Un giudizio largamente positivo per la nuova Biennale di Architettura “Intelligens. Natural. Artificial. Collective.” e anche per i padiglioni stranieri. Efficace e ben risolto il Padiglione Italia
Nel 2000 le persone che avevano dai 20 ai 40 anni e un interesse per l’impatto dell’informatica nella progettazione avevano un punto di riferimento nella collana internazionale, “La rivoluzione informatica in architettura”. A cominciare da quella data circa furono pubblicati 40 libri in italiano in inglese e una dozzina cinese.

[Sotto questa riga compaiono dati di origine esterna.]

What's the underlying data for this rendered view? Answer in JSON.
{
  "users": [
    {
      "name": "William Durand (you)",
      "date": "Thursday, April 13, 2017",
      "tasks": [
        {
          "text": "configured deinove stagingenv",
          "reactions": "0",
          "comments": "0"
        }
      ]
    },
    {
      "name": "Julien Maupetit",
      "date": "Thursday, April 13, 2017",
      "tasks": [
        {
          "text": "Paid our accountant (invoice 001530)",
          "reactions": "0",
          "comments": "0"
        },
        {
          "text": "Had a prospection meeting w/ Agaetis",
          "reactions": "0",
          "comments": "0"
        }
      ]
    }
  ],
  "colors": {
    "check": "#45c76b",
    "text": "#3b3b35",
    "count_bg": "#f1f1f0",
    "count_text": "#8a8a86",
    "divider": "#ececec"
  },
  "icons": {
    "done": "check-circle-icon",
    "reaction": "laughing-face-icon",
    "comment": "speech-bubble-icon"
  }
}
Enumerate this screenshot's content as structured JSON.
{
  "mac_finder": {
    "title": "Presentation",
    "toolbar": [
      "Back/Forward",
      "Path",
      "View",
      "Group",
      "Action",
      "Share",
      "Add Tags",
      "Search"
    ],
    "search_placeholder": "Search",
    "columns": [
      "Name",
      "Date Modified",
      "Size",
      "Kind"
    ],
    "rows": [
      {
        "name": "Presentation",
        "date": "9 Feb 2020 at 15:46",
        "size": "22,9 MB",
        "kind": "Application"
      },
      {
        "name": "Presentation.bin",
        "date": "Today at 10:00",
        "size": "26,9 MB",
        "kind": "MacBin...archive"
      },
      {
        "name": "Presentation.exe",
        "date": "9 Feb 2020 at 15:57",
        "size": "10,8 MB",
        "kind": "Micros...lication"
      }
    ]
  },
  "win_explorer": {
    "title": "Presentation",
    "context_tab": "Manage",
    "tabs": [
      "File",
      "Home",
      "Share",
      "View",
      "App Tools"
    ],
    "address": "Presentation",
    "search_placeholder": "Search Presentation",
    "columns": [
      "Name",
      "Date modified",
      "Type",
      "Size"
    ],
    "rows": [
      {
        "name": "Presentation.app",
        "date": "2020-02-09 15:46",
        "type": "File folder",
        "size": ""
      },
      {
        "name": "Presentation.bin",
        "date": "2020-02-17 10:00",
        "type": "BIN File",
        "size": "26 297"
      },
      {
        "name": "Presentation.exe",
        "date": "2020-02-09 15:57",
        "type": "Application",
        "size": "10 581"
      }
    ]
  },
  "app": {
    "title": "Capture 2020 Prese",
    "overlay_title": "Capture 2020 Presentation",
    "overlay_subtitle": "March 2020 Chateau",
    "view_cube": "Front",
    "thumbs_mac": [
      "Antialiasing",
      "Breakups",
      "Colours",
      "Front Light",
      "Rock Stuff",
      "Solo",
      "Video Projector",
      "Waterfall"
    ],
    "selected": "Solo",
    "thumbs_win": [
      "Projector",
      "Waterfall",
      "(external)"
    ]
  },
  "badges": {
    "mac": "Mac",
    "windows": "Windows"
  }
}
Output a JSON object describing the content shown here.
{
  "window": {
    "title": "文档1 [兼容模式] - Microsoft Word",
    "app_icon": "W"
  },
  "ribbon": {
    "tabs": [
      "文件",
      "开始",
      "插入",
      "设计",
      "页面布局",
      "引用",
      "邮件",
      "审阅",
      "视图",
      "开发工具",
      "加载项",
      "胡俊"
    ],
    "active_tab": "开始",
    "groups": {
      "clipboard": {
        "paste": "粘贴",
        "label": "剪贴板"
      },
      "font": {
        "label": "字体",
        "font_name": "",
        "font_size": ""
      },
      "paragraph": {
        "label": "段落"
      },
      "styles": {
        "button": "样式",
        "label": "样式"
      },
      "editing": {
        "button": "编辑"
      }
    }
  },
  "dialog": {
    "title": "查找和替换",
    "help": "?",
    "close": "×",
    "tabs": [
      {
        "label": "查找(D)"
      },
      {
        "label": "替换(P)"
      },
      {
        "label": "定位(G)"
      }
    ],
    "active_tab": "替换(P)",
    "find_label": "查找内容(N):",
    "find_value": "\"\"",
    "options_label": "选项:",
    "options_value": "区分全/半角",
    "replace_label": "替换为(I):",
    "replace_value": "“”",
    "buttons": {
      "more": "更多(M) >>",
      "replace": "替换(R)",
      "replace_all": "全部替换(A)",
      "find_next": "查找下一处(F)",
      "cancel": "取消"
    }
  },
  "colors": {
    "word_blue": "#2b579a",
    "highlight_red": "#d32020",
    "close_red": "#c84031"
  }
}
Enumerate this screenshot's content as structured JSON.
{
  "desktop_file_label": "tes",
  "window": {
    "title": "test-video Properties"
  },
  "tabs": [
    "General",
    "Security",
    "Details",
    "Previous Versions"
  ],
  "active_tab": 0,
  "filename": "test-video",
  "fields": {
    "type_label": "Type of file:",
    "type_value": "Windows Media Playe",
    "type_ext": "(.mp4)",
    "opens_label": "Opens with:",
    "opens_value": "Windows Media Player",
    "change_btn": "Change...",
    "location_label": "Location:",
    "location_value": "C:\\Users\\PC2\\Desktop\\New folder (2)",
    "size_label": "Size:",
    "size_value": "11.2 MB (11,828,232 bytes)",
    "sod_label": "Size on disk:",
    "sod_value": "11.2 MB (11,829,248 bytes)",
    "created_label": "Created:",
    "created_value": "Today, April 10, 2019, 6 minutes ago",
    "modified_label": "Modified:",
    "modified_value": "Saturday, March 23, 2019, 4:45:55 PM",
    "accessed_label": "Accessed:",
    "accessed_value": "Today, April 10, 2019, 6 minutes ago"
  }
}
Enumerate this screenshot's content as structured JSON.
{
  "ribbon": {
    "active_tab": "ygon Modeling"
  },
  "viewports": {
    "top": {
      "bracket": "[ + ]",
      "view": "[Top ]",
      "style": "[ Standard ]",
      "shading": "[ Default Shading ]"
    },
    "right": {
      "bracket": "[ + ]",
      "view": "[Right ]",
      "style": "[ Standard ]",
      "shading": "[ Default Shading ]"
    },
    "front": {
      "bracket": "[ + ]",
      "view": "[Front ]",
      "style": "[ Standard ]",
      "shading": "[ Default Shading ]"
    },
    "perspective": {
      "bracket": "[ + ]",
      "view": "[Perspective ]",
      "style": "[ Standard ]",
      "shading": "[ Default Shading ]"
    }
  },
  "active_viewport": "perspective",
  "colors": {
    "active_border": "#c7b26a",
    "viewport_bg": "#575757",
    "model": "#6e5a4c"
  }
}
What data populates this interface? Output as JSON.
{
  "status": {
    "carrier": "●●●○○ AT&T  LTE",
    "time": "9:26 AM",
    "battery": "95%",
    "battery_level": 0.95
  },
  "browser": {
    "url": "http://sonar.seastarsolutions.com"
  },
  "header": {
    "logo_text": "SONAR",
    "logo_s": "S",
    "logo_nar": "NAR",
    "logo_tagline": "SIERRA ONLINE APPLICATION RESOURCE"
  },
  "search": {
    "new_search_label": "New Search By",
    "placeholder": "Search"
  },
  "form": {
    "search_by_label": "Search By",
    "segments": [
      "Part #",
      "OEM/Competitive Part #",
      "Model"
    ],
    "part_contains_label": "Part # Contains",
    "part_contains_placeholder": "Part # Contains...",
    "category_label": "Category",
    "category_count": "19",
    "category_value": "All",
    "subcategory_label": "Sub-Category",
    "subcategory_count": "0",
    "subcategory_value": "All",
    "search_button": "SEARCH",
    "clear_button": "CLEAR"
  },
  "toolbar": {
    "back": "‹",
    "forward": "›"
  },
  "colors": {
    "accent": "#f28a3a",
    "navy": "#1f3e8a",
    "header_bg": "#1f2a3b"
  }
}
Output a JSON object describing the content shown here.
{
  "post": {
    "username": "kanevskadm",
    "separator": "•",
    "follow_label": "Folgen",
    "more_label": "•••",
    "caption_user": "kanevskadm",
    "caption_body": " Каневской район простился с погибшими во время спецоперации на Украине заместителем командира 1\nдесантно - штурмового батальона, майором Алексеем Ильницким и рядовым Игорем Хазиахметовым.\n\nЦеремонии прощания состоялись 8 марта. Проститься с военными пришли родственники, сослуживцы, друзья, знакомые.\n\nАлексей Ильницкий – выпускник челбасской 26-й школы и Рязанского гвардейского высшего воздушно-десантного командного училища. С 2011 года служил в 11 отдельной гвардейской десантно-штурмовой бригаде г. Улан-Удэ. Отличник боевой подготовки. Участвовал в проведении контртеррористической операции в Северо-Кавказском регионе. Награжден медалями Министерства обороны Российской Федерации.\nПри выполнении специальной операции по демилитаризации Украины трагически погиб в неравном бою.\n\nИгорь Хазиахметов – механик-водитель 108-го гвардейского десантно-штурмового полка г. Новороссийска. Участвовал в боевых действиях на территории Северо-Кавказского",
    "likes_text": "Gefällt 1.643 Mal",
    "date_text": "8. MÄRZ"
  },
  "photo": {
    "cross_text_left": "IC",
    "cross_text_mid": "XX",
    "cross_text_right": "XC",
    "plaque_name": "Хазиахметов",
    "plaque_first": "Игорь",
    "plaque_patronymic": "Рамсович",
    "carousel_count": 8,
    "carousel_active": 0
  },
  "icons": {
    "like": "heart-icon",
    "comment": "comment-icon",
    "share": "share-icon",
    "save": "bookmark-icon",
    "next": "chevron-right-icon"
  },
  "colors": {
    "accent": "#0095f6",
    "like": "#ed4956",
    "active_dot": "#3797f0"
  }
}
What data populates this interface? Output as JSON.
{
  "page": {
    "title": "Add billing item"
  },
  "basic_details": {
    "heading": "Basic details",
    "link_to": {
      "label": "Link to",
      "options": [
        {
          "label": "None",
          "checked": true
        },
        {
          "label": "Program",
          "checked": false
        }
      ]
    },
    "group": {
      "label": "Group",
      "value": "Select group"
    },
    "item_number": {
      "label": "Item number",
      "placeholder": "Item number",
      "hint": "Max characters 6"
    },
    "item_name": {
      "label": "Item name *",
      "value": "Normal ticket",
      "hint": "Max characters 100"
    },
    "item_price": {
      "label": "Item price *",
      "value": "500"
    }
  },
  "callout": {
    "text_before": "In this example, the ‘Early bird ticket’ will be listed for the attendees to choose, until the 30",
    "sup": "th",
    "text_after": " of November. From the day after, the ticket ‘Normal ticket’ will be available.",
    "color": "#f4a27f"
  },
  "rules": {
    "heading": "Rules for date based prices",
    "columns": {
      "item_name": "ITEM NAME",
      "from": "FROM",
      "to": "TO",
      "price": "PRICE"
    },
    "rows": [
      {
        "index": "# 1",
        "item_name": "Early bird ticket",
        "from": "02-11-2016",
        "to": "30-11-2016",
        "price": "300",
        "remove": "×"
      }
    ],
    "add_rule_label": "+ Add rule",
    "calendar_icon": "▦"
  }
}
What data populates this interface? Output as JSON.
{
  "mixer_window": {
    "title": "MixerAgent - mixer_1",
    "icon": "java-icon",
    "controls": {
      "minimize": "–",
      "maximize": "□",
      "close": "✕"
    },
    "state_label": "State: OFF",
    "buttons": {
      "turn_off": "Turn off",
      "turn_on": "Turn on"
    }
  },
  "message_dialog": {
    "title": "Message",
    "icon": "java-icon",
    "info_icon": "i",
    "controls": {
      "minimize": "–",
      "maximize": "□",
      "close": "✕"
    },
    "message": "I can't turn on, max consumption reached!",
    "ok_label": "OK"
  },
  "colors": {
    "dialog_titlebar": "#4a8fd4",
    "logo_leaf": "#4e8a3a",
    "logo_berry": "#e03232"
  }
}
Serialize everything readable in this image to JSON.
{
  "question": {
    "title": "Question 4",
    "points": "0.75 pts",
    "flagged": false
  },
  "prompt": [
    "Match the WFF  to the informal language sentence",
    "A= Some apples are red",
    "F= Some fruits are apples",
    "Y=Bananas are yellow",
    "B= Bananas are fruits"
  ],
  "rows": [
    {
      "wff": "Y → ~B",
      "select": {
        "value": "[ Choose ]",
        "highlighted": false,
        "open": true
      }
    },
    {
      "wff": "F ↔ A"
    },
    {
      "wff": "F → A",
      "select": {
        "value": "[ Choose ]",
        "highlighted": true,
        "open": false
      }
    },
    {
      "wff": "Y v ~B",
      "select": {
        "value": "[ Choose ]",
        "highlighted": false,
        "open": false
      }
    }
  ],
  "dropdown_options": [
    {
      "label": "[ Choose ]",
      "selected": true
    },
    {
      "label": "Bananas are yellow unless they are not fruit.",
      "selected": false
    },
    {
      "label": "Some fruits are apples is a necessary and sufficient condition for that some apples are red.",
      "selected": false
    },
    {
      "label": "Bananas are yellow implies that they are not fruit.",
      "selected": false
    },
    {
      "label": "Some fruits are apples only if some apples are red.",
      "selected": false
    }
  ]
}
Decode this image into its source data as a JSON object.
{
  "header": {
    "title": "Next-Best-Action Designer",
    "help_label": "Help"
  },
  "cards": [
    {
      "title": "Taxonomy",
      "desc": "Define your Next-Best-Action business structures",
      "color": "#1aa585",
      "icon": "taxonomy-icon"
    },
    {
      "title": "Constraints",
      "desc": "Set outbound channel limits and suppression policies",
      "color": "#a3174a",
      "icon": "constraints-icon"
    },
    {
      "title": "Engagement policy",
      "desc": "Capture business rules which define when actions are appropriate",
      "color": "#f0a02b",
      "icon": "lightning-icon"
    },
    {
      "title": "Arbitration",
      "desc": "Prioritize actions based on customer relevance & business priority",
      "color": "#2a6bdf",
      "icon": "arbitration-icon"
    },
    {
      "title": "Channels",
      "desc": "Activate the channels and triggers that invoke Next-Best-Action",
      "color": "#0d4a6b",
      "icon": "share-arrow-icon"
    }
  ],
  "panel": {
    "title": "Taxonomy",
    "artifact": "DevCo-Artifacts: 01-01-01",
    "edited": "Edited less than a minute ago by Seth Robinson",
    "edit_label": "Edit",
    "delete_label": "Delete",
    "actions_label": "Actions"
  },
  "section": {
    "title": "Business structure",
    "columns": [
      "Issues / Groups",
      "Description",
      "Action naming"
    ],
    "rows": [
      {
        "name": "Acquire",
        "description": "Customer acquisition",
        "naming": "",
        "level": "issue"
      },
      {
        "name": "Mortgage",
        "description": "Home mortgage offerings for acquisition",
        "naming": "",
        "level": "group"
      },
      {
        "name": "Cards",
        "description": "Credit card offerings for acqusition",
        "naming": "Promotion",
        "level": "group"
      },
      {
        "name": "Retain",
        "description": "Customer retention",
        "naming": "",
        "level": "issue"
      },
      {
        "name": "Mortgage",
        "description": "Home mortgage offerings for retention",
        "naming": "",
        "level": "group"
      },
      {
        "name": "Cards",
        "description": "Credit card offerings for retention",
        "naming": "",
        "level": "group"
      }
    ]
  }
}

Il 2000 – 25 anni fa – è stato anche l’anno della biennale curata da Massimiliano Fuksas che aveva come obiettivo principale quello di presentare le ricerche di questa nuova ondata di architetti interessati all’ibridazione tra l’architettura e il mondo della cosiddetta terza ondata: Tra loro Peter Eisenman, Diller e Scofidio, Toyo Ito, UnStudio, Penezić & Rogina tutti oggetto di una monografia nella collana menzionata. L’obiettivo comune alla biennale di Fuksas come alla collana era eminentemente “estetico” . Si intendeva esplorare quale potesse essere la visione d’insieme, appunto la sintesi, la direzione in cui far procedere le conoscenze umane dopo l’arrivo impetuoso del paradigma informatico anche in architettura. Su questo bisogna ben intendersi perché una cosa è la presenza di numerosa novità scientifiche, tecnologiche e computazionali, un’altra è la ricerca di quali forme nuove d’arte queste stesse innovazioni possano portare. Il Pantheon, è frutto della tecnologia voltata dei romani, delle nuove tecniche costruttive e del cemento pozzolanico, ma naturalmente esso è enormemente di più. Questa mostra di Carlo Ratti chiamata Intelligens è interessante, vivace compatta e coerente tra il lavoro principale in mostra alle Corderie e le presentazioni nei padiglioni internazionali. Questo ingegnere italiano, poi architetto trasformatosi mano a mano in progettista, nel 2000 aveva 39 anni e oggi ha quasi la stessa età di Fuksas allora. Questa sua opera dimostra ancora una volta che la Biennale di architettura per essere potente e interessante deve essere affidata a un progettista operante al pieno della sua forza creativa.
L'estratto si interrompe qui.